Damage caused by littering from land-based recreation
Glass bottles and jars
Angling line and lead weights
Discarded shotgun cartridges
Although the source of most marine pollution
is industrial activity and agriculture, recreational activities
can contribute to localised pollution issues. Perhaps the most
obvious issue linked to recreation in coastal areas is that
of discarded litter. Although the amenity impact of litter is
more significant than its environmental impact, discarded litter
can have direct impacts on both plant and animal species which
inhabit designated coastal features. The following section reviews
some of the different types of litter and their possible implications
for the environment.
Much of the plastic found in coastal areas
is derived from accidental spillage from ships or from factories
close to rivers. There is no doubt, however, that in areas of
intensive recreational activities, litter from participants
can contribute to localised problems.
Food and equipment packaging tends to be the
most commonly discarded item connected to recreational activities.
These can enter the marine environment either because of deliberate
littering or from overflowing or inappropriately designed waste
The very characteristics that make plastic
so useful - strength, durability and light weight - tend to
make it the most persistent and visible form of rubbish. Not
only is plastic litter unsightly, it can be dangerous to birds
and animals. Birds and fish can often mistake plastic floating
in the water for food and, once ingested, it can cause severe
internal injuries. Wildlife can also become caught up in discarded
plastic, with four pack plastic holders being a particular problem.
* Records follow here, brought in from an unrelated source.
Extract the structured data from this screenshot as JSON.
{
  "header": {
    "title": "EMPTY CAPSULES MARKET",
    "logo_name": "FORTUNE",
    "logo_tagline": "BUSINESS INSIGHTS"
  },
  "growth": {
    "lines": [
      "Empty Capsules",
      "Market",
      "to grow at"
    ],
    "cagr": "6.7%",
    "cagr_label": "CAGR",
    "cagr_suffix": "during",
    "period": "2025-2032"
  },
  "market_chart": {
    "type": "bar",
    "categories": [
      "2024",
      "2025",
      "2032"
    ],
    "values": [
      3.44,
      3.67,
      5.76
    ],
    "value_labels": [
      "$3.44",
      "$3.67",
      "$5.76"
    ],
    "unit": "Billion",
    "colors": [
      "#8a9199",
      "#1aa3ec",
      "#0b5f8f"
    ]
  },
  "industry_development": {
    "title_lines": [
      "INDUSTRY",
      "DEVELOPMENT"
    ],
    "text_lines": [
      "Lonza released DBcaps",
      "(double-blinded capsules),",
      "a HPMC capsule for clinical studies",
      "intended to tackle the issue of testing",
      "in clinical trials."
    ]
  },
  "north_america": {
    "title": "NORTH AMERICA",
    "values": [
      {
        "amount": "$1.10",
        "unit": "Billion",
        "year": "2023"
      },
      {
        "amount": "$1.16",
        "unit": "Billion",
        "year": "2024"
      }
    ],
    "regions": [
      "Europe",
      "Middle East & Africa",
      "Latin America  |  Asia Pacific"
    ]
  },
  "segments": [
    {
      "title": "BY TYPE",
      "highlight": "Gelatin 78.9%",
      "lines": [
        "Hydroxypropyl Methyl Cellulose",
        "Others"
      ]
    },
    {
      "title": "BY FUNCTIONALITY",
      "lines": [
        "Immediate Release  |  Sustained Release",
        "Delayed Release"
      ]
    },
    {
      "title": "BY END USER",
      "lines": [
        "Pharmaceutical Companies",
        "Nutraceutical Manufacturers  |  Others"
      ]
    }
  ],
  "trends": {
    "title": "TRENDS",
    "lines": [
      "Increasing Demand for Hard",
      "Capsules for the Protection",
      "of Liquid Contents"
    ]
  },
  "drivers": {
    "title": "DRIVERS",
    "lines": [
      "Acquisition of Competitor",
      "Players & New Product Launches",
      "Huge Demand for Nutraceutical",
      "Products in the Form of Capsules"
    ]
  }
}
Discarded paper is largely an aesthetic issue
and is unlikely to have any significant environmental impacts
on features or their associated flora and fauna.
Glass Bottles and Jars
Discarded glass containers are unlikely to
cause direct damage to a marine feature, but can ignite fires
in the vicinity of a feature. This can have a severe effect
on the vegetation and species in those areas. In addition, glass
and broken glass can be hazardous to small mammals which live
in the vicinity of the designated areas.
Dog walking is one of the most popular recreational
activities in coastal areas. The problems associated with dog
faeces are largely an amenity issue and cause little or no significant
impacts to marine features.
Angling Line and Lead Weights
Accidentally or deliberately discarded nylon
line and netting have no impacts on the geomorphology of designated
habitats but can have an impact on designated species, such
as seals, particularly in the vicinity of typical haul out sites.
Line and equipment discarded in intertidal areas can also adversely
affect wading birds by becoming entangled around their legs.
Ingested lead weights can cause serious illness in marine wildlife.
Discarded Shotgun Cartridges
Spent shotgun cartridges from wildfowling and other hunting
activities are unlikely to have any significant impact on marine
features, other than those related to amenity, although they
may cause impacts to wildlife if ingested.